Australian Marsanne wine regional and flavour profile
WHITE | MEDIUM BODY | FULL BODY
Marsanne taste and aromas
When young, intense aroma’s and flavours of lemon, peach and tropical fruits such as melon and pair, with a dry mineral raciness.
Marsanne mouthfeel
Medium to full-bodied, broad, ‘waxy’, low acidity
Cellaring potential of Marsanne
Marsanne improves with bottle age of up to 5 years. Aged Marsanne can develop complex structure ad flavours of honeysuckle and baked apples
Facts about Marsanne
- There has been renewed interest in the Marsanne grape variety in Australia over the past decade, and for many years the best known example was from Chateau Tahbilk in the Nagambie Lakes region of Central Victoria
- Originally from the hermitage area in the Rhone valley, Marsanne is often blended with Rousanne and Viognier.

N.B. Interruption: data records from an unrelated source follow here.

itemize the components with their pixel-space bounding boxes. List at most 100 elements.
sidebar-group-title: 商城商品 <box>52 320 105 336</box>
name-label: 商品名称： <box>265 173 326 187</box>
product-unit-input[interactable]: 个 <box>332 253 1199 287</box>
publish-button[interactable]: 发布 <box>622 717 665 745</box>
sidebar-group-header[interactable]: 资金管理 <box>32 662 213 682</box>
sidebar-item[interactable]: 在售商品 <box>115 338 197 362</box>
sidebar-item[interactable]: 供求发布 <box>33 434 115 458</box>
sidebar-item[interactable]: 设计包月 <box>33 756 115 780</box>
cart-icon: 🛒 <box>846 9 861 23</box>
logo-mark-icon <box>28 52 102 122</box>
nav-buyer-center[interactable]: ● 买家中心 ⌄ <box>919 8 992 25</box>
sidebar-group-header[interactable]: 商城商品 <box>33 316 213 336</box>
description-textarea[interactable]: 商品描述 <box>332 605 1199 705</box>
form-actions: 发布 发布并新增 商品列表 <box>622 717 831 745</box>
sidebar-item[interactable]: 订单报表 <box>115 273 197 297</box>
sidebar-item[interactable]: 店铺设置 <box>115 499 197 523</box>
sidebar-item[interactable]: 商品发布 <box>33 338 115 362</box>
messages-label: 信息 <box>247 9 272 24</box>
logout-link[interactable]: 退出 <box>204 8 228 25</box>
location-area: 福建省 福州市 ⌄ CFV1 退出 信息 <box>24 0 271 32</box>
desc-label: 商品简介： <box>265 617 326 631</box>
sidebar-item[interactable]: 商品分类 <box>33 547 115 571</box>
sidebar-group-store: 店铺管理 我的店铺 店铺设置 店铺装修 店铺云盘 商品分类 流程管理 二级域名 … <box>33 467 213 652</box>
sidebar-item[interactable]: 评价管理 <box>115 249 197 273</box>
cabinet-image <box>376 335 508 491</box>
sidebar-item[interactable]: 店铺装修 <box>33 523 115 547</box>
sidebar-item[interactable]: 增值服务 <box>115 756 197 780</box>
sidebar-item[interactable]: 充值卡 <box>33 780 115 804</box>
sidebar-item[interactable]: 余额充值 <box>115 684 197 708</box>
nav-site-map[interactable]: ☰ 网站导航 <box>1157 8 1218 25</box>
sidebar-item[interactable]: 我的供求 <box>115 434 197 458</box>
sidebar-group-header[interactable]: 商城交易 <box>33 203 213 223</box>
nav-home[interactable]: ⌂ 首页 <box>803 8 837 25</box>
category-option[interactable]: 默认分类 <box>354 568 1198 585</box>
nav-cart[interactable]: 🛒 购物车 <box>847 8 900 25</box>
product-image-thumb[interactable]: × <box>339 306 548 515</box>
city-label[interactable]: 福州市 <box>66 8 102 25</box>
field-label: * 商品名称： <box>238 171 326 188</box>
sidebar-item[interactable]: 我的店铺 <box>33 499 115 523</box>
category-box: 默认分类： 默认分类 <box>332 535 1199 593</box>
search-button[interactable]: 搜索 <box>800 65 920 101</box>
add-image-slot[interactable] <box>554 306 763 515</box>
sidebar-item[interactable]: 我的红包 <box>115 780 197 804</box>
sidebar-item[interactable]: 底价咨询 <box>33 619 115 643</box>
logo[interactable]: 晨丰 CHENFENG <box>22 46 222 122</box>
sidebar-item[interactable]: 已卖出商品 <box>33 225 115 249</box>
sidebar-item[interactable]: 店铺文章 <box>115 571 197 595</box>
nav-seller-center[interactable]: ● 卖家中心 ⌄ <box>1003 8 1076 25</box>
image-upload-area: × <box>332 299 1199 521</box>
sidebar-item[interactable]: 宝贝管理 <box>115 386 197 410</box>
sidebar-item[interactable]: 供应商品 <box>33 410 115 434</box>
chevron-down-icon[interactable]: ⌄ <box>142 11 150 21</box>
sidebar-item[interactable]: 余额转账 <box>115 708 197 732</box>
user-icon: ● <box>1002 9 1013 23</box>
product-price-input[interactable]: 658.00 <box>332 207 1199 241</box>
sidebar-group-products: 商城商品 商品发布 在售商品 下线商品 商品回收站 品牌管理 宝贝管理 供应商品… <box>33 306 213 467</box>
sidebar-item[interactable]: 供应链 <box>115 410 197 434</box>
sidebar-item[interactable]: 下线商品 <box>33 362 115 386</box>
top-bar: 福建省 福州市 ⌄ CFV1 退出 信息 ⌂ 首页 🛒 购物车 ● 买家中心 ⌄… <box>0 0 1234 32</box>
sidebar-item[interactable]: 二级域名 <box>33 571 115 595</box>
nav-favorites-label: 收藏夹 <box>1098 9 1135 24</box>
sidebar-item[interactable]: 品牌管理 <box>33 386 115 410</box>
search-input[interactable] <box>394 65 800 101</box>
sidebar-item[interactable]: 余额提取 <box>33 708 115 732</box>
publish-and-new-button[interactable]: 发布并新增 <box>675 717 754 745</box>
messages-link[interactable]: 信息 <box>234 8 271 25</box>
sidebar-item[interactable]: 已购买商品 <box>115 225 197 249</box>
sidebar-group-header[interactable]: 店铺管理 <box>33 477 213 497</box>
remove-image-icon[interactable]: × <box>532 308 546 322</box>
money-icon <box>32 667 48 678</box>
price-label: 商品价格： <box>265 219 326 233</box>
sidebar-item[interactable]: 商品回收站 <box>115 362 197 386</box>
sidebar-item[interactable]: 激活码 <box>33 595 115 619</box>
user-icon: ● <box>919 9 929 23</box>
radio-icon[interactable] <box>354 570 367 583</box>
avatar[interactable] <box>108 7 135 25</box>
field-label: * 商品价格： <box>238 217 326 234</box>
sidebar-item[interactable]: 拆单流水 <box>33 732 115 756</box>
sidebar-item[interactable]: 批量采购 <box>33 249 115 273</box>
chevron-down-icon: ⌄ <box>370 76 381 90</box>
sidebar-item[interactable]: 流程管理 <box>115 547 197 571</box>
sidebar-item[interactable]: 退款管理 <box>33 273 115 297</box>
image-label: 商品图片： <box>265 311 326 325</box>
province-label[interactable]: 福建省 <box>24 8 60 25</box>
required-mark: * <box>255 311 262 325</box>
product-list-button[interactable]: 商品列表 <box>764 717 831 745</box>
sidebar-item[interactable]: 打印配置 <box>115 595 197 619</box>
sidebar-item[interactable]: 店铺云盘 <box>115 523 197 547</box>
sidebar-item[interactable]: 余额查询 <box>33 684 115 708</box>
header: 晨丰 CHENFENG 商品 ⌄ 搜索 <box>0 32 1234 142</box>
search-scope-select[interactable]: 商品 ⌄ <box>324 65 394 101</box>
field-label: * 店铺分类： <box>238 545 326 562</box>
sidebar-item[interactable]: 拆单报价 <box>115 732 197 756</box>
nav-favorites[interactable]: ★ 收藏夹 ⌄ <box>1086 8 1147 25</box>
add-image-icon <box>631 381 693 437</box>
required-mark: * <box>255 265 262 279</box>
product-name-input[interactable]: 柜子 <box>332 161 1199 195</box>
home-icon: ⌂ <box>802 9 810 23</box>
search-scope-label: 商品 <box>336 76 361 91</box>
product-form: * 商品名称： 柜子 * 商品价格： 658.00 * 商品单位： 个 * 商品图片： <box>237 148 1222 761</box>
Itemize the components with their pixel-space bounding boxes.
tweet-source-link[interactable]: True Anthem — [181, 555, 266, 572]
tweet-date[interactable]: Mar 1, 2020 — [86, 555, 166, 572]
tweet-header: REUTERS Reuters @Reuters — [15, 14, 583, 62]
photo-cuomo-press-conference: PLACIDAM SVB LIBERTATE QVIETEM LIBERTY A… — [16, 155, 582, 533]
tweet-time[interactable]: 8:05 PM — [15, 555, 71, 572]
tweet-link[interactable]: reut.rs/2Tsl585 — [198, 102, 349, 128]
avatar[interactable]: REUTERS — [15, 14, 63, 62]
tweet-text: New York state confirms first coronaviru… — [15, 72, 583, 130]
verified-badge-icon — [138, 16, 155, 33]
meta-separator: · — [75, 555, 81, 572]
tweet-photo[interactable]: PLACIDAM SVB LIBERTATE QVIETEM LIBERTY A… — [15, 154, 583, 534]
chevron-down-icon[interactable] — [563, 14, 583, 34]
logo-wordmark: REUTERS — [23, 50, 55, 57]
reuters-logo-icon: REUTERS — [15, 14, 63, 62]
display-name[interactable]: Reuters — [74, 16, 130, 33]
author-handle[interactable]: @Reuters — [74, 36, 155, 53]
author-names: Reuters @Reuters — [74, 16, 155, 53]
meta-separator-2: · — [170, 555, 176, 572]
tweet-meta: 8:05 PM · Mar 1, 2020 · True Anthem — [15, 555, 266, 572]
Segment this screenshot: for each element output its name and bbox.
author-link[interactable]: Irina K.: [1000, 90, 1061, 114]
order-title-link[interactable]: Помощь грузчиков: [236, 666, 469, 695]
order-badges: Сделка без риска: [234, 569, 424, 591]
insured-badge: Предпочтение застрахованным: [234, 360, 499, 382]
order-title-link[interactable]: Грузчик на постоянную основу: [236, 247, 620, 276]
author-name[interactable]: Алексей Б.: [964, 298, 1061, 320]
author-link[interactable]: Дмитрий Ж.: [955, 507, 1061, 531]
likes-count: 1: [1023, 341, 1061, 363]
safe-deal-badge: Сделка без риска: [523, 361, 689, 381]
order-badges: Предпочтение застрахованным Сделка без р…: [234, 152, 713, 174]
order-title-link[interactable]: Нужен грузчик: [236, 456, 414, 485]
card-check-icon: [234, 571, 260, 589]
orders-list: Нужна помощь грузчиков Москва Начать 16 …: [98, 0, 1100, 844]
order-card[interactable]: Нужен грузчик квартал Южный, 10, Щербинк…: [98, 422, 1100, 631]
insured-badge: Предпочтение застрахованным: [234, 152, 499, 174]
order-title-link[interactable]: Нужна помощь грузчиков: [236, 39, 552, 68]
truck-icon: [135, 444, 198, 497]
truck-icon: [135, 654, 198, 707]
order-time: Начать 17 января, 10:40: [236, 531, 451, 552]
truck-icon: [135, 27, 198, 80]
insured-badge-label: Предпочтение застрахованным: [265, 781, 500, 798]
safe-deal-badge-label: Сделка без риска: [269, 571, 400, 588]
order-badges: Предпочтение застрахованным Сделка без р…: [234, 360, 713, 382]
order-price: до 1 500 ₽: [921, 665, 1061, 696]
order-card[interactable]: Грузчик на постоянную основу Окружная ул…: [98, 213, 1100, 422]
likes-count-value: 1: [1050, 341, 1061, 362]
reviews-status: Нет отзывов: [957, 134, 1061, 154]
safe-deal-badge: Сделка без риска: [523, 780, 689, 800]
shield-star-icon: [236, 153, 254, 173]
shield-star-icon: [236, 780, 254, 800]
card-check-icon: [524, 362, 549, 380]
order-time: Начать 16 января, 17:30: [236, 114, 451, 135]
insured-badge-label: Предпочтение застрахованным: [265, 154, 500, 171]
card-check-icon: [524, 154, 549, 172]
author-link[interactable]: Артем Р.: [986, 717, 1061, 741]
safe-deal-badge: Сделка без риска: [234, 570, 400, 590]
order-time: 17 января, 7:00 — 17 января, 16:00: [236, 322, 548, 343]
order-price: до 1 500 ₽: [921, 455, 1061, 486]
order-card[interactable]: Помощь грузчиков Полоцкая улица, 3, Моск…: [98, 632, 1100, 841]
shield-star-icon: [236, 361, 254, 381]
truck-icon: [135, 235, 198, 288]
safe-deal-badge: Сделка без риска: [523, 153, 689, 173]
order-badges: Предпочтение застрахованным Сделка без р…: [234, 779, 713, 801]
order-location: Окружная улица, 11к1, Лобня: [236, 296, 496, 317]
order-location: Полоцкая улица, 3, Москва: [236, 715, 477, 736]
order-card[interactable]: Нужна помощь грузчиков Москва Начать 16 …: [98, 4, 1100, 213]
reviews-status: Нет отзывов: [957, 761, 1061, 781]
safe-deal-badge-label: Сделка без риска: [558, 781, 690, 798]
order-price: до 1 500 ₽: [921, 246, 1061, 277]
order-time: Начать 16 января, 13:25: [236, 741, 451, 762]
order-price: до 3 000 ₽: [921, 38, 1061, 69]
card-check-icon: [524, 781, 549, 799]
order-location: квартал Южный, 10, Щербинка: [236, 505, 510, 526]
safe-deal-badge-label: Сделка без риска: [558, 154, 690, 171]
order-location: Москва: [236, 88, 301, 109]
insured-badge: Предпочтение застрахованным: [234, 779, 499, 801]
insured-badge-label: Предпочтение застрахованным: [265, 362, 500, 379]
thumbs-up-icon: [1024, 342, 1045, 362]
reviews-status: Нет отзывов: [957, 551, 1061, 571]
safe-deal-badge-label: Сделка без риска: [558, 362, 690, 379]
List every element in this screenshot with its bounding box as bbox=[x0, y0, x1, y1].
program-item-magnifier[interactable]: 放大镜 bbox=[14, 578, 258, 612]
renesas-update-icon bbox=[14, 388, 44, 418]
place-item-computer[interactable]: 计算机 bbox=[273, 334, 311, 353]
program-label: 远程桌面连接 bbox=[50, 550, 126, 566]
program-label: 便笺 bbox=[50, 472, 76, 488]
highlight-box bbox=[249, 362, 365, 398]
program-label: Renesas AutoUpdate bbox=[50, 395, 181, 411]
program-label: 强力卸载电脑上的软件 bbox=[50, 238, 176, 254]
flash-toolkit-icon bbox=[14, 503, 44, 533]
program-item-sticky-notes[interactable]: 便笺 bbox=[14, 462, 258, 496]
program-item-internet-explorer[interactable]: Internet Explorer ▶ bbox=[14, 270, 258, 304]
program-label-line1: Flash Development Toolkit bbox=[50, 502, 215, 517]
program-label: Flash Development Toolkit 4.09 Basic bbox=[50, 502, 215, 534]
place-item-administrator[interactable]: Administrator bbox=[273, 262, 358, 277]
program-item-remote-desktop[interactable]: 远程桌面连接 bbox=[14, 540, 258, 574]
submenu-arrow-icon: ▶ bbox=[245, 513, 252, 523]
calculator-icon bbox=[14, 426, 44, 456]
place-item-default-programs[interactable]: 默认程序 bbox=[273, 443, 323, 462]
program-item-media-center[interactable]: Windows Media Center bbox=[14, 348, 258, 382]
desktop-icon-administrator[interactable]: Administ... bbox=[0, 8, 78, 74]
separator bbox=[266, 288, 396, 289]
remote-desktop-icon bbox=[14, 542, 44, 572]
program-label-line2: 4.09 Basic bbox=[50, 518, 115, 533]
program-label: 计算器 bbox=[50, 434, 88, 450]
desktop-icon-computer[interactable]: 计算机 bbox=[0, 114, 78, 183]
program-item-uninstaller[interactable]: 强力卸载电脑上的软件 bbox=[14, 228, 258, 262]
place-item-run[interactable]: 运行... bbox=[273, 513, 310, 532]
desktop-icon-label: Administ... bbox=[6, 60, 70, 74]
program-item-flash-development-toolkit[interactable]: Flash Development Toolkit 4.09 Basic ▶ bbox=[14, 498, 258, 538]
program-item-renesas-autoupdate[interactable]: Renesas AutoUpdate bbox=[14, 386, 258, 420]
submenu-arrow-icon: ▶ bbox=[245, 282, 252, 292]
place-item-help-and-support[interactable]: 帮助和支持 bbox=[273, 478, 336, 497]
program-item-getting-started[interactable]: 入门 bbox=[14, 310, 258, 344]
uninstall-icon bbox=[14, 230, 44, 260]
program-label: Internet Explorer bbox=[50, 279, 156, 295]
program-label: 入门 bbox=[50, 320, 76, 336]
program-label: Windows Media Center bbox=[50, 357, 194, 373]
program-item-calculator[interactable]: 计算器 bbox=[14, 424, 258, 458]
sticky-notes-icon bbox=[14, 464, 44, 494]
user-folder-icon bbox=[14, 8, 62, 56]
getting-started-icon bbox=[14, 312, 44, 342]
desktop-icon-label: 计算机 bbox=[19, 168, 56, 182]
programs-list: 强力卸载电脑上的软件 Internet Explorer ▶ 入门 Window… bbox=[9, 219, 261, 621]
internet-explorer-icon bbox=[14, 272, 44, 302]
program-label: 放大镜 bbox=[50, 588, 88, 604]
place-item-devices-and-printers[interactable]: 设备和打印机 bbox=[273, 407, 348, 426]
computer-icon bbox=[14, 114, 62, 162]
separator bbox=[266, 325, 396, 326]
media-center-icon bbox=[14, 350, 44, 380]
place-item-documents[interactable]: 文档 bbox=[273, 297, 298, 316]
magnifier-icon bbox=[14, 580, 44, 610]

- Wines made with this variety improve markedly with bottle age. It is less common for white wines to improve with bottle age, but wines made from this variety are exceptions.
Australian regions that produce Marsanne
One of the world’s rarest grape varieties with its origins in the Northern Rhone & Hermitage regions of France, it is grown in only 3 other countries – Australia, America & Switzerland; with Tahbilk in central victoria having the largest, single holding of the variety in the world. Other regions within Australia include the Barossa Valley and McLaren vale, however the Marsanne varieties here are often blended with Viognier
What food to pair with Marsanne
Marsanne’s smooth texture and chubbiness need to match a food with similar characteristics. Sauces that contain cream or butter work well with Marsanne as they mirror the characteristics of the wine. Likewise, richer ingredients like gamey meats sun as duck, roo, or scallops and lobster also pair well.
Because of Marsanne’s alcohol levels, spicy foods can create a fire in your mouth if you’re not careful. Red dopers and chillies should be used sparingly.